- Spanish: Chavismo: la peste del siglo XXI
- Directed by: Gustavo Tovar-Arroyo
- Release date: 2018;

= Chavismo: The Plague of the 21st Century =

2018 documentary film directed by Gustavo Tovar Arroyo

Chavismo: The Plague of the 21st Century (Chavismo: la peste del siglo XXI) is a 2018 documentary film directed by Gustavo Tovar-Arroyo. The film is an analysis of the social, political and economic causes of the rise of Hugo Chávez as president of Venezuela; his alleged abuse of power and the response of civil society, including the student movement; his political fall as well as the secrecy that surrounded his illness and the succession of Nicolás Maduro.

== Reception ==

The documentary film was awarded as the best documentary in the New York International Films Infest Festival.

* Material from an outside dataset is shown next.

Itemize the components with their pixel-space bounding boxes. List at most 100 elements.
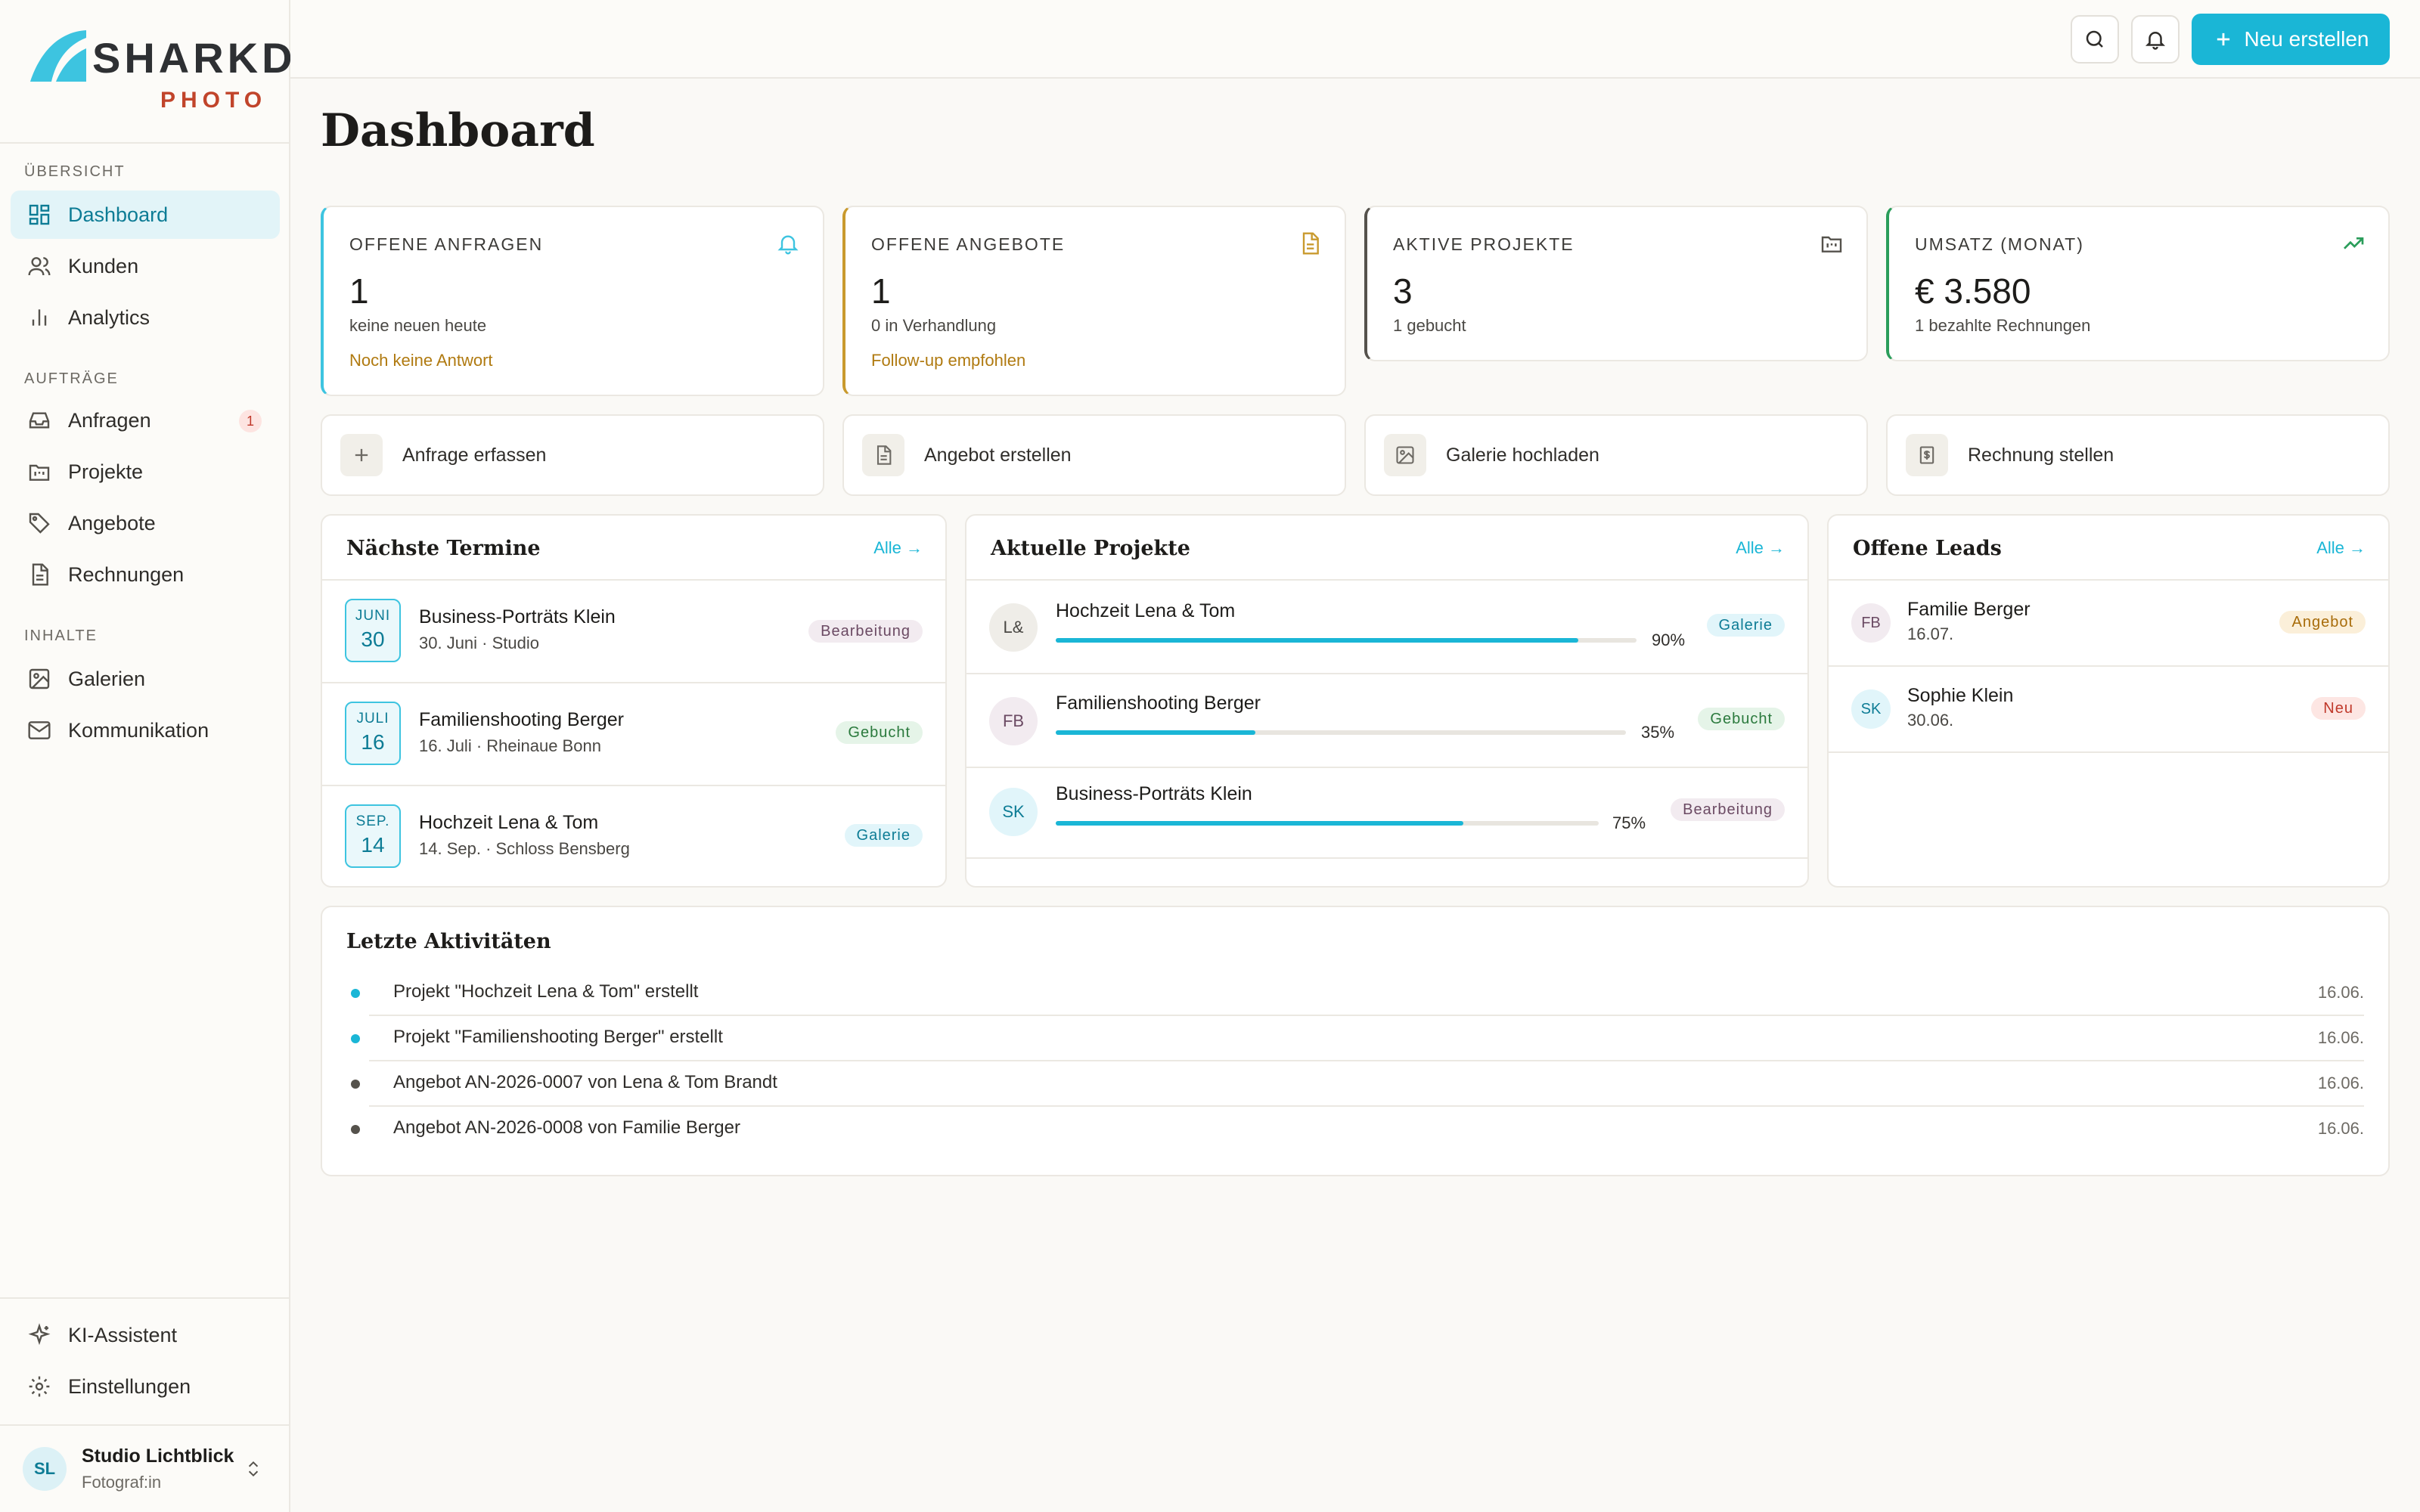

In 2019, after a campaign in media outlets and social media by progovernment movements, the pro-government Supreme Tribunal of Justice of Venezuela, through a Caracas court, ordered the ban of the screening of the documentary at the Simón Bolívar University (USB) specifically, as well as at public universities and other public spaces in general, in response to the request of a prosecutor investigating it as an alleged hate crime or as inciting hate crimes, established in the Law against Hatred approved by the Constituent Assembly. The USB Teachers' Association responded by saying: "The regime's tribunal is a pretender and silences the freedom of speech once more in Venezuela. USB academics are affected because the university is forced to stop a screening. We expect domestic and international support." Tovar-Arroyo described the ban of his documentary as a "success without precedent", because now students would want to watch the documentary more.